Manulife Asset: Negative interest rates 'just a horrible policy’

The European Central Bank (ECB) needs to do something to reflate the economy, but negative interest rates aren't it, said David Hussey, Manulife Asset Management's head of Europe, Australasia and Far East equities.

As the ECB heads into its meeting on March 10, its President Mario Draghi "needs to reassure markets that he can kick start and reflate the European economy," Hussey told CNBC's "Squawk Box," noting inflation is at multi-year lows due to weak oil and commodity prices.

But negative interest rates -- or cutting the ECB's deposit rate deeper into negative territory from the current negative 0.3 percent as many expect the central bank will do next week -- aren't the way to go, Hussey said.

"It's just a horrible policy. The worst thing it does is it sucks confidence out of the system," he said. "It's bad for banks, bad for banks' capital. It's bad for lending; it's therefore bad for the economy. So they need to have a rethink on that one."

Negative interest rates —effectively charging depositors for the privilege of parking their cash— have again risen to investors' attention after the Bank of Japan joined the ECB and the Swiss National Bank in slashing rates below zero earlier this year. With global economic prospects still weak, there has been some speculation other central banks might follow. The Bank of England's chief economist last year said negative interest rates might be needed to revive the economy.

Their efficacy is still being debated, however. While negative rates have lowered bond yields in many European countries, economic growth has failed to pick up and banks' margins have come under pressure.

Negative interest rates are driving much of Hussey's portfolio decisions.

"You look at asset markets around the world, and you look where yields are for property or bonds, they're often negative," he said. "If you're an investor, investing for yield and income, if you're retiring and you're on your pension, what are you going to do?
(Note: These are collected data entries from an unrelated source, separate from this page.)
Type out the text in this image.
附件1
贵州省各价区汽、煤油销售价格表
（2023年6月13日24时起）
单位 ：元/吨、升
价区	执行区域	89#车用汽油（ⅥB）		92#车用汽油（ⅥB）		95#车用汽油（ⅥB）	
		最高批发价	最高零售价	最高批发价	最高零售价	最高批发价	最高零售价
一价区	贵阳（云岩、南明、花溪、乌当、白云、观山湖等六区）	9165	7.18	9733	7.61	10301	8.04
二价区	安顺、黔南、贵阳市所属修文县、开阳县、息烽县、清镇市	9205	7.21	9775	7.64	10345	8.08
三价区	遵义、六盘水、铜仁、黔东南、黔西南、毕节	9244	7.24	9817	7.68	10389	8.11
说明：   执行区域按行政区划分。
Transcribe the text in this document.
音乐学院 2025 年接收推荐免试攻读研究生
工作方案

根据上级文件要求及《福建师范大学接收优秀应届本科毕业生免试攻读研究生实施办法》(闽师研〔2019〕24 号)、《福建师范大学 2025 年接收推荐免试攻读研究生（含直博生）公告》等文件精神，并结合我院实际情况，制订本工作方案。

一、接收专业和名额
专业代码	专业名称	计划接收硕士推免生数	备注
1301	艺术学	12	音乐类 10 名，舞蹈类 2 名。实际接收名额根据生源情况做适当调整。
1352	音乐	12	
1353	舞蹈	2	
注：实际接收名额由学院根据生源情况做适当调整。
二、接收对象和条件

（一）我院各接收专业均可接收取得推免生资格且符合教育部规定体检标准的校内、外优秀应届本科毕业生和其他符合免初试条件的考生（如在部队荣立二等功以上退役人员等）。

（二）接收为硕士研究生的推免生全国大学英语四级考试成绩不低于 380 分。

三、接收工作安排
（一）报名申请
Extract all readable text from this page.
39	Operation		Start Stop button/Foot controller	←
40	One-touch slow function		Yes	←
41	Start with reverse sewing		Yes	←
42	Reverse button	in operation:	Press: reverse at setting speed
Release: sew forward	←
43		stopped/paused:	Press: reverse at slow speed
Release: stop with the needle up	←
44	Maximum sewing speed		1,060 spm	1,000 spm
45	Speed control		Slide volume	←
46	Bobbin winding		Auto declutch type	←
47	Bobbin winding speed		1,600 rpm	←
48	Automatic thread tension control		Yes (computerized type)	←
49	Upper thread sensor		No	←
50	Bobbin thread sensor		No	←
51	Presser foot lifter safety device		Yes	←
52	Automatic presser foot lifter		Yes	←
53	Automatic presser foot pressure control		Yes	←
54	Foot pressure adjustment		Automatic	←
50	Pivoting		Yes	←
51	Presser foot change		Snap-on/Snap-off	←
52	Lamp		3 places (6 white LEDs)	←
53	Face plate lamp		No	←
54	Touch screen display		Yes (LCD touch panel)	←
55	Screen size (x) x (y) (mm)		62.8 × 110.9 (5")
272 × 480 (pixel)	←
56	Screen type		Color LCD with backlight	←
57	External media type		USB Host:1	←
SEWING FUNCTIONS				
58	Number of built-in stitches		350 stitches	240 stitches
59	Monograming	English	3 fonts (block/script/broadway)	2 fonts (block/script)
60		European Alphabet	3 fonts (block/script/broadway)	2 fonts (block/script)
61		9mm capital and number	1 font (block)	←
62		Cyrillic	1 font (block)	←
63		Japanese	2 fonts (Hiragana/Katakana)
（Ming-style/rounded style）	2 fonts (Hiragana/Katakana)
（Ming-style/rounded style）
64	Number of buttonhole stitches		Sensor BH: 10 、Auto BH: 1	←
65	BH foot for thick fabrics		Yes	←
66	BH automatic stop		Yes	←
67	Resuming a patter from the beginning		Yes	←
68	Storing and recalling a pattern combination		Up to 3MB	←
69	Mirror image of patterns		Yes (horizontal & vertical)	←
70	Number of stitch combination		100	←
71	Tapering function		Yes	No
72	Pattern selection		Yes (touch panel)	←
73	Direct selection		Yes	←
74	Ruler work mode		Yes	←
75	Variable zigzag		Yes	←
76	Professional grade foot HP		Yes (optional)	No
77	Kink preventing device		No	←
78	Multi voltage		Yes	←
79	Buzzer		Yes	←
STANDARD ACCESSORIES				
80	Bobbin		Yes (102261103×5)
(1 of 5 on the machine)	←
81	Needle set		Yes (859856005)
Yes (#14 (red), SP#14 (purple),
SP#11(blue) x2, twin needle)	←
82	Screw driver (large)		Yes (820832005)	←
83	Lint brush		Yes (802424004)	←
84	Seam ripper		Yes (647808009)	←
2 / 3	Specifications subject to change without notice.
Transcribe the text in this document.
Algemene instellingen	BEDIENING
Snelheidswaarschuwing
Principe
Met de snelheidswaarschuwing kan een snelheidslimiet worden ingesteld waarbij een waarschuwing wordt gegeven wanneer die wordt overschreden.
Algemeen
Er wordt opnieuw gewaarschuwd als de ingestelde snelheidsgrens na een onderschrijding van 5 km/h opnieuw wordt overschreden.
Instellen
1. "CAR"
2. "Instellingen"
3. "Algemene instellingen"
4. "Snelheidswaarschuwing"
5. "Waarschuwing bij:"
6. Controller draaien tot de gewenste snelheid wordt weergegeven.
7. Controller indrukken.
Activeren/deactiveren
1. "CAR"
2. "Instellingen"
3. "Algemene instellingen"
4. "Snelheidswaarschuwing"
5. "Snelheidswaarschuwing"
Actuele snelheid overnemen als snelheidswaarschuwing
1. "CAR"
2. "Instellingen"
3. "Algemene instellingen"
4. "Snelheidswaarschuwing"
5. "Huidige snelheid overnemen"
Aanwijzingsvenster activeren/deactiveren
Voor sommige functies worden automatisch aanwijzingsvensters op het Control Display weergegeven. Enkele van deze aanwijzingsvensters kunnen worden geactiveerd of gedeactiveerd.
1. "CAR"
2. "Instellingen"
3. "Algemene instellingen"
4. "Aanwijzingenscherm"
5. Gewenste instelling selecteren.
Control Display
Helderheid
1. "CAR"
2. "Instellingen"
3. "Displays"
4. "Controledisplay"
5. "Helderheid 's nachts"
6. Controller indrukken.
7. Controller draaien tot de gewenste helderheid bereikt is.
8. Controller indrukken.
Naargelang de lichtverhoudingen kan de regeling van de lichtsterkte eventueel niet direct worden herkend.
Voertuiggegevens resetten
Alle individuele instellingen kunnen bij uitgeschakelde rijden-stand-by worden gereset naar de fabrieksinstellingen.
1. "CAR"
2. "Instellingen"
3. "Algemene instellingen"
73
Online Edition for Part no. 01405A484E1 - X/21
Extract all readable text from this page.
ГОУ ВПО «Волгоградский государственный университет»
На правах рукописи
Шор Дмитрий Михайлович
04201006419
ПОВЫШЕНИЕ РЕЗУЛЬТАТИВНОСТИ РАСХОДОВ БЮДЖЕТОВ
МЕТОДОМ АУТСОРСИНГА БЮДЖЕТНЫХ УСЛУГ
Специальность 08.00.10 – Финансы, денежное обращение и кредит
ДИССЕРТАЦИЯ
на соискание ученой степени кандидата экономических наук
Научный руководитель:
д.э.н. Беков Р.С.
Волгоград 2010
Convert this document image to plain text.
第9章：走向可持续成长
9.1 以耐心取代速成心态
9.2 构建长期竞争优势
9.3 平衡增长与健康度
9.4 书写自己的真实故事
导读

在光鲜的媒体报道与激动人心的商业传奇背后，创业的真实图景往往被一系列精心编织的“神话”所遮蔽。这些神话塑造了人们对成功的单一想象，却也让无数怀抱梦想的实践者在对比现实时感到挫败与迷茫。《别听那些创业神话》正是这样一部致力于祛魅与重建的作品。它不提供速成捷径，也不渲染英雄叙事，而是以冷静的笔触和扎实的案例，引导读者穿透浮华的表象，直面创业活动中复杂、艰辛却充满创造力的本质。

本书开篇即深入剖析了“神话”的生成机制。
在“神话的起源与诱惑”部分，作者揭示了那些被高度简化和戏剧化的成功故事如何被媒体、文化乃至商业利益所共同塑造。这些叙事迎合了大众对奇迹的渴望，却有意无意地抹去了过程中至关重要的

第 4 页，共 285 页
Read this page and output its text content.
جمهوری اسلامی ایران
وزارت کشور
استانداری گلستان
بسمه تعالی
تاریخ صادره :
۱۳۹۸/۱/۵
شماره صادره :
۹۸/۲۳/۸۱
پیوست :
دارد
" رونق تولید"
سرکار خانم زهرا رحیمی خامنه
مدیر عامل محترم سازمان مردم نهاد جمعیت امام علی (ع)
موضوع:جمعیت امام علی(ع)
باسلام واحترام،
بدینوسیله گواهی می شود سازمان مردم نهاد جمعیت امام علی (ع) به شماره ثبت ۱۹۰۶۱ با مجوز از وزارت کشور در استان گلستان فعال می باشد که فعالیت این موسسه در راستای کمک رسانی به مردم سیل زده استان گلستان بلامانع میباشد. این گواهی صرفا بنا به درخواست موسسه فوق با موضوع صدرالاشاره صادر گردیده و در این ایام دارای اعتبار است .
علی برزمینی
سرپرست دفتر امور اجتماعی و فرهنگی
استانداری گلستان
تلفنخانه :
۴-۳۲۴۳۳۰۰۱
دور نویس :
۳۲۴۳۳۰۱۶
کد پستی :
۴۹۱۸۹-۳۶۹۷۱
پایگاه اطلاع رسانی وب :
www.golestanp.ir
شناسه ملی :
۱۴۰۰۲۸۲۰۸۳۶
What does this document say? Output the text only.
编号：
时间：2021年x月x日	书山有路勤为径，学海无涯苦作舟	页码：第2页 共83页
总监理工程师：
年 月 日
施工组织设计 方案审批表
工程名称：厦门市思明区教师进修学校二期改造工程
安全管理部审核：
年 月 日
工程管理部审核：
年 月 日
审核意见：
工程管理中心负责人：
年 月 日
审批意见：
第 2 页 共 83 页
You have to buy equities."

Manulife Financial had around $676 billion under management at the end of 2015.

The search for yield has sent him into some beaten-down sectors, such as financials, oil and mining plays.

One of the bigger bets: HSBC. That's despite the bank's full-year profit before tax for 2015 coming in at $18.8 billion, missing a Reuters forecast for $21.8 billion, with revenue rising just 1 percent on-year to $57.7 billion.

Indeed, while Hussey doesn't expect a lot of growth at HSBC, he calls stocks like it "nirvana for investors," noting the bank's 8 percent dividend yield.

"HSBC maybe isn't growing, the world isn't growing. But why is that such a bad thing? We've had 20 years of huge growth funded by debt and it's kind of left us in a bit of a mess," he said.